Some companies even boast about the 660's AI performance, but the Xiaolong 660's Hexagon 680 DSP doesn't have FP16 computing power at all. So what does AI rely on? CPU or GPU? It can indeed run AI, and we can't blame it for being false. Publicity, but performance and power consumption is not good-looking.
In the pre-AI era, improving the quality of the camera has no obvious threshold for brands with no underlying R&D capabilities. They only need to spend a few dollars to find Sony's father to buy better CMOS, and then suffer from lower yields and harder apertures. Apply Qualcomm or Samsung's public version of the ISP algorithm toss and toss, you can also make a good camera phone. However, after the arrival of the AI, traditional ideas will no longer work, simple competition hardware at most brands that do not have the underlying R & D strength can Good hardware is produced. But if there is a lack of intelligent algorithms based on AI deep learning, the product concept will be completely lagging behind. The gap between the two echelons will be opened, and then a gap will emerge. It will be difficult to keep up with the top AI companies. s level.
Although the company's R&D strength may be slightly better, it can participate in AI deep learning games. However, these companies lack chip-level R&D capabilities. In the case that upstream chip providers cannot provide sufficient NPU computing power, they can only Complaining and reluctant to follow.
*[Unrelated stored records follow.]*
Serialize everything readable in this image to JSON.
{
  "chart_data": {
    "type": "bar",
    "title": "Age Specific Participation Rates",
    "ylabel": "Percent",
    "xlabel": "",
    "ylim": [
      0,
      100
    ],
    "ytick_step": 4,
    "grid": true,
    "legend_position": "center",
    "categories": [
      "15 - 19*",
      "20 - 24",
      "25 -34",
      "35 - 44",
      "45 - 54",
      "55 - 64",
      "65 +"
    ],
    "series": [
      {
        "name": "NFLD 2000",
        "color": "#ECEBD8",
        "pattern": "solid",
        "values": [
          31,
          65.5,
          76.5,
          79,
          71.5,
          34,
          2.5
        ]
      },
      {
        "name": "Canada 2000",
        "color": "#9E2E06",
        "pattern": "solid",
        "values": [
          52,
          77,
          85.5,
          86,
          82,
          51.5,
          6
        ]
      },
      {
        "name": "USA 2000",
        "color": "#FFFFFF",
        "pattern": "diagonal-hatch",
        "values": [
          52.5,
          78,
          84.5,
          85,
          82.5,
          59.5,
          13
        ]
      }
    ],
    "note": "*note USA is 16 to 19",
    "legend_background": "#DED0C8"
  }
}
Therefore, companies that have AI machine learning and development capabilities can be considered second-rate. However, companies with chip R&D capabilities and platform ecosystem construction are top-level. Huawei has a Kirin brand as the foundation, and HiAI and development machines are used as platform support in the middle. More consumer-grade electronic products and software applications are in direct contact with end-users. Such an ecosystem is a healthy and sustainable AI ecosystem. For consumers, AI based on deep learning is only a black box. Users do not need to To understand how it works and how it works, just enjoy the fruits of its mellowness. And Huawei Unicorn is the behind-the-scenes hero of this escalation, and her hard training will make our life better in the future.